Now, I love database design, and over the last 13 years I have spent a lot of my time in both massive IBM DB2 and IMS systems, MS SQL server database driven financial systems and plenty of time with web systems running MySQL, Oracle or MS SQL Server data mining 10s of millions of rows.

Only last weekend, Phil and I were discussing database design while driving to get some take away food and we covered this very issue.

This leads me to my point (finally). Which is, that with the lowering of barriers for people to develop web applications using tools such as PHP and MySQL, the overall quality of database design has dropped substantially as has database query performance, and this is mainly due to the people developing these applications not having an understanding of good database and query design.

Now this is all and well for what Clay Shirky refers to as Situated Software, which is an emerging pattern of software creation for a specific, generally small scale, community or solution. e.g. Meeting room booking, class note support system etc.

But the problem arises when you don't have a good database design and then try to scale a system. What worked for a few users in testing and development, or even thousands of rows in a larger test, just doesn't work well with a significant (depends on each app) level of use. At this point, the system is well used and changes to retrospectively normalise the database design (and then denormalise poor performing parts) is very very expensive and time consuming not to mention a pain in the ass.

Web based systems which should be high performing given a) their user base b) the query structure and c) the content in the db, when running on one box, run slowly, even on a massive database box with multiple application servers.

in addition to poorly design databases (which I generally consider the root of the problem), developers with a lack of knowledge about how databases work, often end up designing poorly performing queries which, even with a great db design, would cause the system to grind to a halt.

For example, searching for a movie in a db, e.g.

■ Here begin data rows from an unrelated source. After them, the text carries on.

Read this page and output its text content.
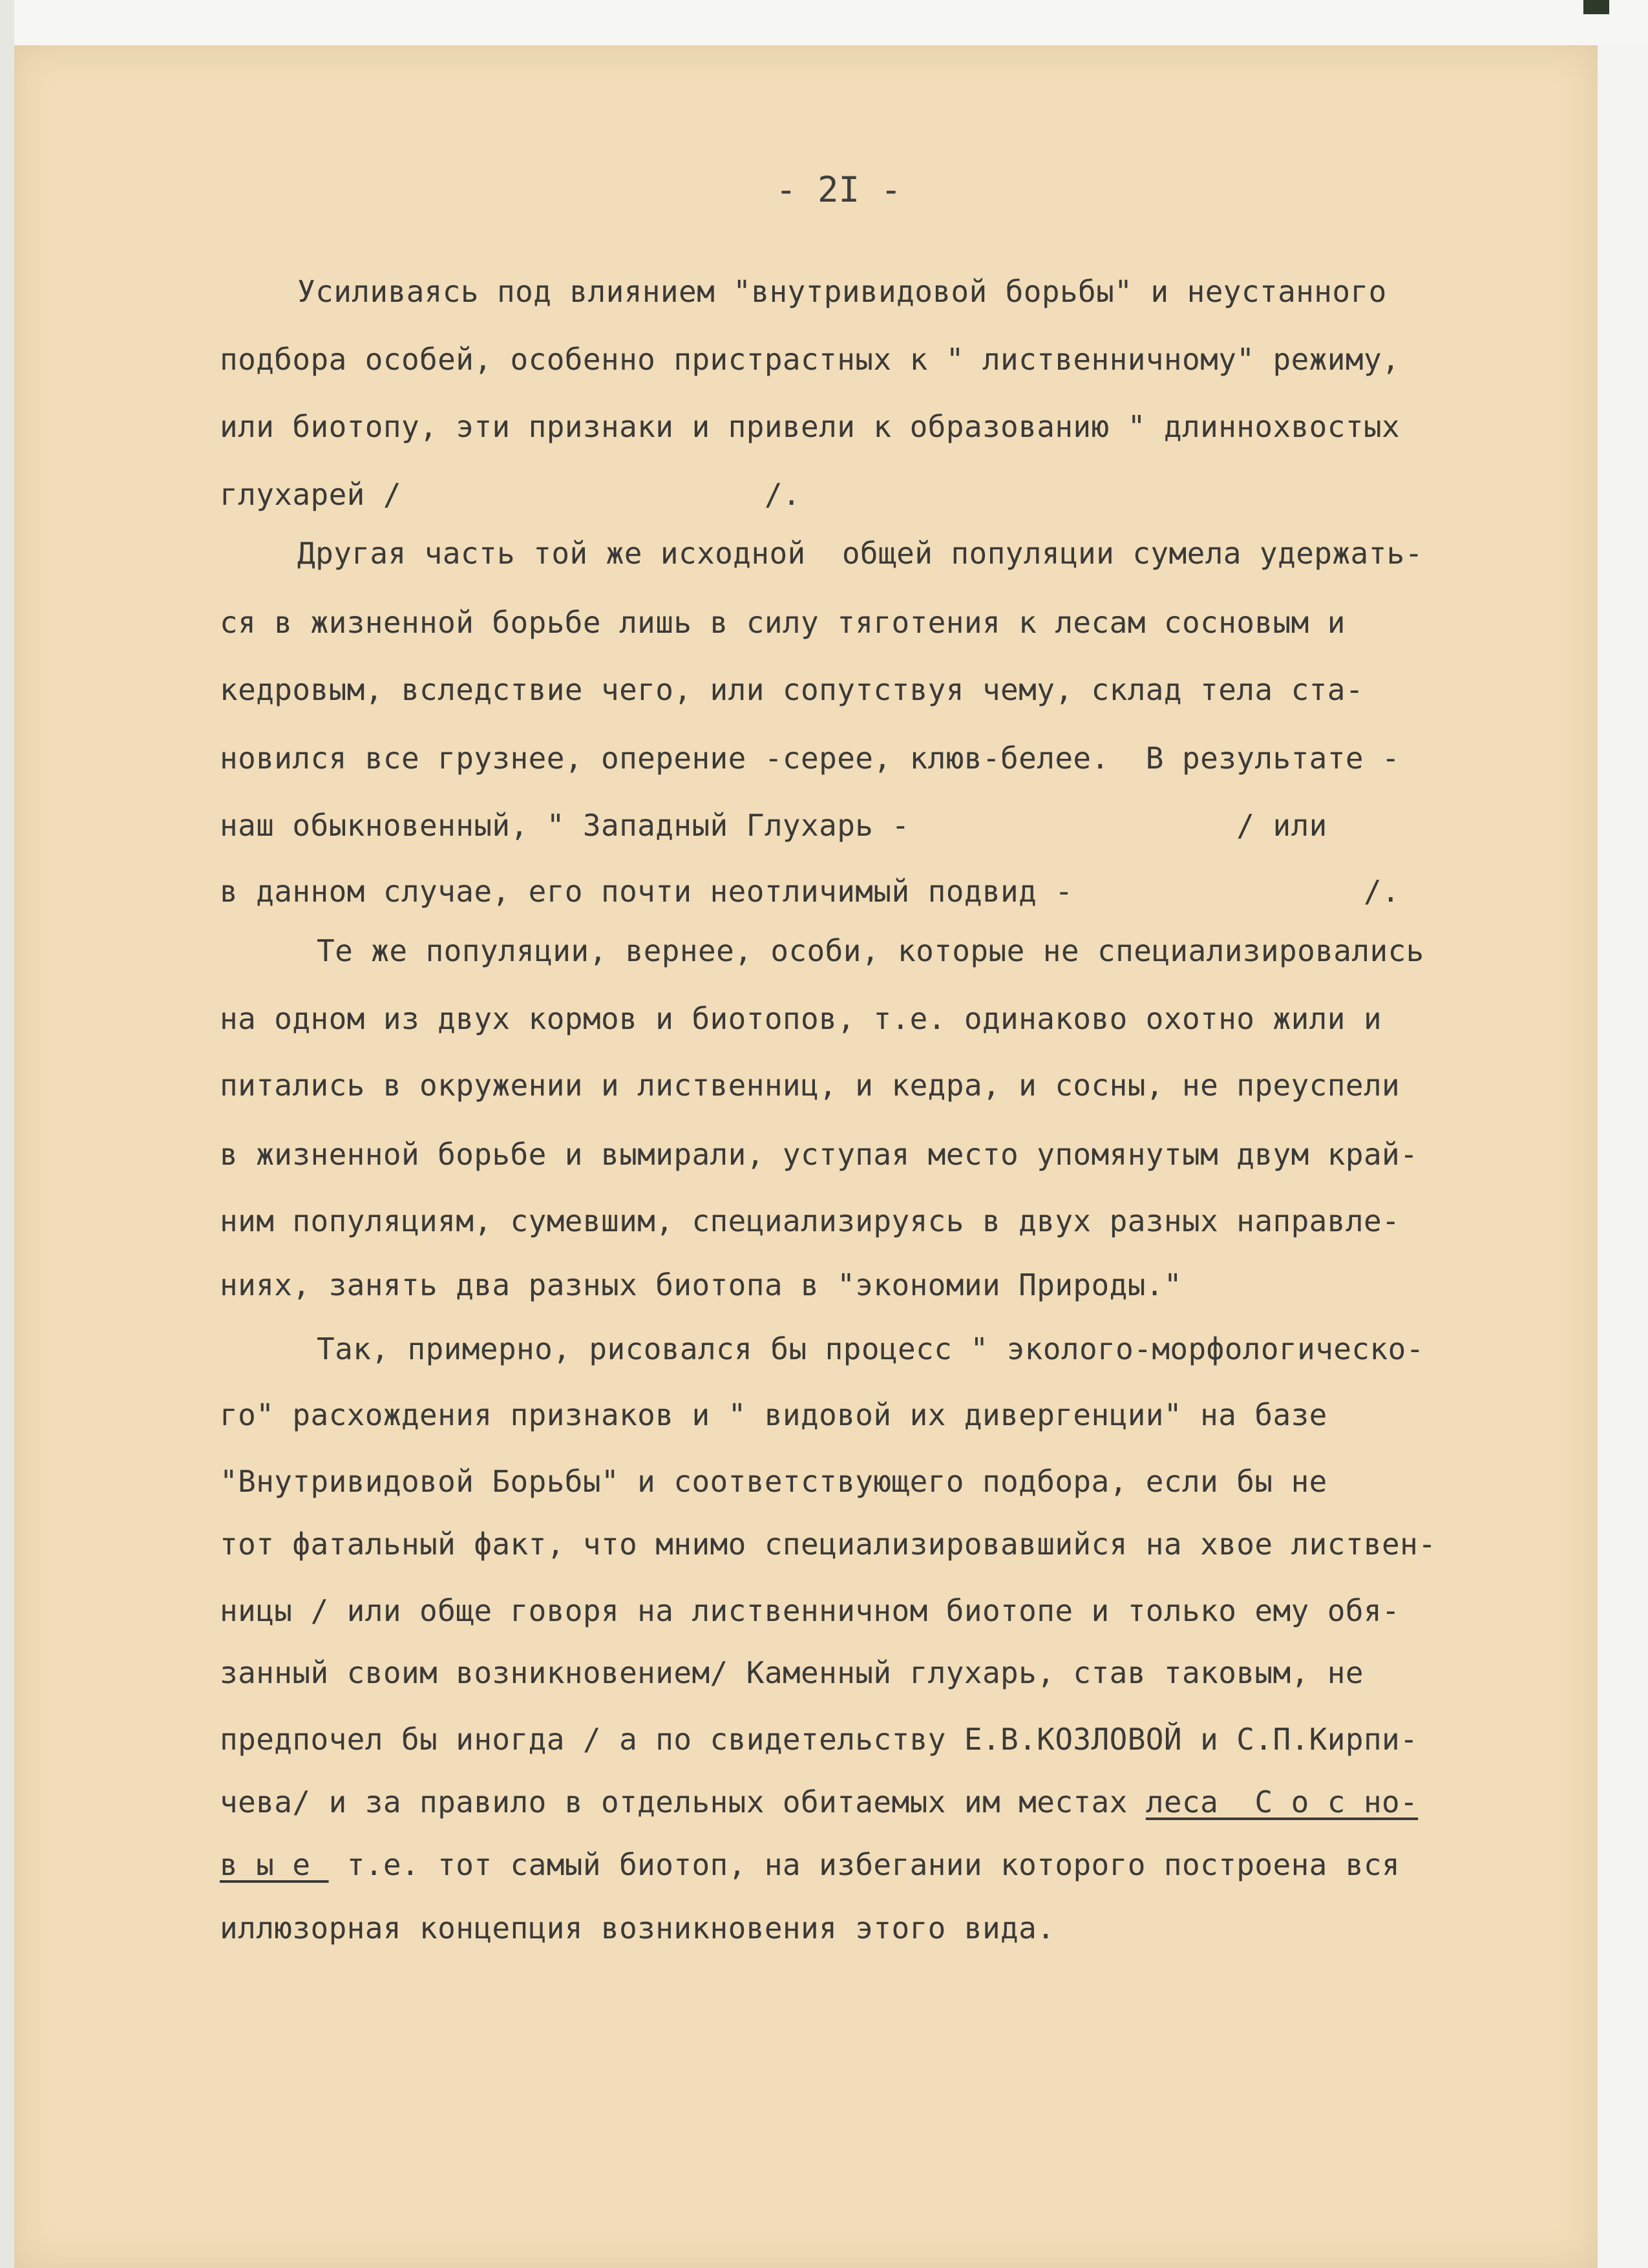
- 2I -
Усиливаясь под влиянием "внутривидовой борьбы" и неустанного
подбора особей, особенно пристрастных к " лиственничному" режиму,
или биотопу, эти признаки и привели к образованию " длиннохвостых
глухарей /                    /.
Другая часть той же исходной  общей популяции сумела удержать-
ся в жизненной борьбе лишь в силу тяготения к лесам сосновым и
кедровым, вследствие чего, или сопутствуя чему, склад тела ста-
новился все грузнее, оперение -серее, клюв-белее.  В результате -
наш обыкновенный, " Западный Глухарь -                  / или
в данном случае, его почти неотличимый подвид -                /.
Те же популяции, вернее, особи, которые не специализировались
на одном из двух кормов и биотопов, т.е. одинаково охотно жили и
питались в окружении и лиственниц, и кедра, и сосны, не преуспели
в жизненной борьбе и вымирали, уступая место упомянутым двум край-
ним популяциям, сумевшим, специализируясь в двух разных направле-
ниях, занять два разных биотопа в "экономии Природы."
Так, примерно, рисовался бы процесс " эколого-морфологическо-
го" расхождения признаков и " видовой их дивергенции" на базе
"Внутривидовой Борьбы" и соответствующего подбора, если бы не
тот фатальный факт, что мнимо специализировавшийся на хвое листвен-
ницы / или обще говоря на лиственничном биотопе и только ему обя-
занный своим возникновением/ Каменный глухарь, став таковым, не
предпочел бы иногда / а по свидетельству Е.В.КОЗЛОВОЙ и С.П.Кирпи-
чева/ и за правило в отдельных обитаемых им местах леса  С о с но-
в ы е  т.е. тот самый биотоп, на избегании которого построена вся
иллюзорная концепция возникновения этого вида.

The Terminator, should be a simple select statement getting back a handful of rows depending upon the text search you want to do. What it should not be, is a query returning all movies in the database to the application server and then having the application server loop through each and every row from A to Z finding "The terminator".

Over the last 5 years I have developed a way of designing database driven web systems which seems to always start with doing a data model in conjunction with the functionally task definition. This approach seems to work well in most cases, where the web pages are driven by select, update, insert and delete statements. Its almost an databasey object modeling approach which works well for me.

So I believe in finding a balance with ease of access to tools and the responsibility of the developers to spend some time learning (what is not a difficult task really) database design methods and basic query practice. Then using this knowledge to at least create a system which, while not perfect, can start to be scaled or just maintained in the future without major rework.

Design you database reasonably well (it doesn't have to be 3rd normal form), make sure your queries are optimised (indexes used etc) and then develop to your hearts content, the extra time spent up front will save you heaps in maintenance, bug fixing due to data inconsistencies, and scaling issues.